Segundo o MapBiomas, a rede de ONG e universidades responsável pelo estudo que identificou o estrago provocado pelos seres humanos no meio ambiente, a derrubada de florestas se acentuou entre 1985 e 2023, período em que 13% (110 milhões de hectares) dos biomas foram atingidos pela ação humana. Quase 45% dos mais de 5,5 mil municípios brasileiros perderam vegetação nativa.

Para o coordenador geral do MapBiomas, Tasso Azevedo, a destruição acelerada de floresta nativa no Brasil impacta negativamente a dinâmica do clima no país e diminui o efeito protetor durante eventos climáticos extremos. Mas há, no seu entender, uma boa notícia no horizonte: cerca de um terço dos municípios brasileiros estão recuperando áreas de vegetação nativa, especialmente em reservas indígenas.

Os estados com maior proporção de municípios com ganho de vegetação nativa são Paraná (76%), Rio de Janeiro (76%) e São Paulo (72%). Já entre os estados com maior parcela de municípios com perda de vegetação estão Rondônia (96%), Tocantins (96%) e Maranhão (93%).

O mapeamento inédito inclui os recifes de coral que ficam em águas rasas ao longo da costa marítima brasileira, além de um balanço de ganhos e perdas de vegetação nativa nos municípios a partir de 2008, ano em que foi instituído o Fundo Amazônia.

Pantanal sob ataque

Pelos cálculos do MapBiomas, no Brasil como um todo, apenas 18% dos municípios tiveram estabilidade em relação ao tamanho da vegetação nativa entre 2008 e 2023. São locais onde o ganho e perda da vegetação foram menores que 2%. Em outros 37% houve ganho de vegetação nativa.

O bioma com maior percentual de municípios onde a área de vegetação nativa cresceu nesses 16 anos foi a Mata Atlântica: 56%. Já o bioma com a maior proporção de municípios com perdas acentuadas de vegetação nativa foi o Pampa, com 35%.

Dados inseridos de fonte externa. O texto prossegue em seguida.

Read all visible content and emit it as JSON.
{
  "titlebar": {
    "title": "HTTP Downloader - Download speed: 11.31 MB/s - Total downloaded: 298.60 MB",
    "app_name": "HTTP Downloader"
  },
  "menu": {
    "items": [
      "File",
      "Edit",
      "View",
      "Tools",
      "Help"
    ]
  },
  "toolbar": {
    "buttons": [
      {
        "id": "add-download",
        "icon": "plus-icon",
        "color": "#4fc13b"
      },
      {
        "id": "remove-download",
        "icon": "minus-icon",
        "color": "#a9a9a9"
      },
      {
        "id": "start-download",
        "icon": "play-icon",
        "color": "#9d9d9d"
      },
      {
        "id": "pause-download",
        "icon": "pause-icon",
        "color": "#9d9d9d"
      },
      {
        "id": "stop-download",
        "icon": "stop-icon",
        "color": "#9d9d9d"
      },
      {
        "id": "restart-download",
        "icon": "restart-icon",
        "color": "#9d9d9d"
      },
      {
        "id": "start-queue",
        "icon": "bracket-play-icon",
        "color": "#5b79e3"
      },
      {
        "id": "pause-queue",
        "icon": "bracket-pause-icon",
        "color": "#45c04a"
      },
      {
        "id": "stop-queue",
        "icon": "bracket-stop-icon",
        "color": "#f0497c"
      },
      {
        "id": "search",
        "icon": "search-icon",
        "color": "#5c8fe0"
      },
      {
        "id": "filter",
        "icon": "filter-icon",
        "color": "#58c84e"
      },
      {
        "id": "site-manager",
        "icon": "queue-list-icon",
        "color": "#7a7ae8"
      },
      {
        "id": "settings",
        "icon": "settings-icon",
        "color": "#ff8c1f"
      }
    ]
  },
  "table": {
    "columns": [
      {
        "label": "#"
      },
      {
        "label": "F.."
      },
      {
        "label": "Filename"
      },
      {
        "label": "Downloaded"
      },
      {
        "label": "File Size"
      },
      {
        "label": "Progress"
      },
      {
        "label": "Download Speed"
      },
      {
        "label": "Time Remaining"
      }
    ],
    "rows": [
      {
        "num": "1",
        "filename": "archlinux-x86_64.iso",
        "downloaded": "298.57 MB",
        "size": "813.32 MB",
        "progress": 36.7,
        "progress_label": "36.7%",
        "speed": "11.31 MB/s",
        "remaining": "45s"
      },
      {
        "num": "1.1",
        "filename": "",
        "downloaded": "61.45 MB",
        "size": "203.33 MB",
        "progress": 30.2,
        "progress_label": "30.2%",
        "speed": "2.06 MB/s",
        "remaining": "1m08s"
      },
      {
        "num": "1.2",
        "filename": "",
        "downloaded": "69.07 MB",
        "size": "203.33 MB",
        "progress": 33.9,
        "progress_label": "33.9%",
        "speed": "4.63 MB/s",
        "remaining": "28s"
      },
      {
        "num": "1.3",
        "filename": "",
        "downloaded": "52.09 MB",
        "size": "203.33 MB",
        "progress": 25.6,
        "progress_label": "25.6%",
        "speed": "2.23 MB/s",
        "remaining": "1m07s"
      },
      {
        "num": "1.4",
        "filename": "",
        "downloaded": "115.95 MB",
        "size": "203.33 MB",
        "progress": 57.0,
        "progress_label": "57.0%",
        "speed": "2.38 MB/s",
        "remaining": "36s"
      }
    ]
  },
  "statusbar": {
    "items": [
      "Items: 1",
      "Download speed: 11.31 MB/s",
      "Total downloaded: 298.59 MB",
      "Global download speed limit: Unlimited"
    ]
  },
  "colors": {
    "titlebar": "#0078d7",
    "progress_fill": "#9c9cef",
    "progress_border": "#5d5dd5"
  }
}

Quando consideradas todas as perdas nesse período (a partir de 2%), o bioma com mais municípios com perdas de áreas naturais é o Pantanal, com 82%. No caso do Matopiba, região do Cerrado brasileiro que reúne os estados do Maranhão, de Tocantins, do Piauí e da Bahia, pelo menos um município registrou mais de 30% de destruição de vegetação nativa entre 2008 e 2023.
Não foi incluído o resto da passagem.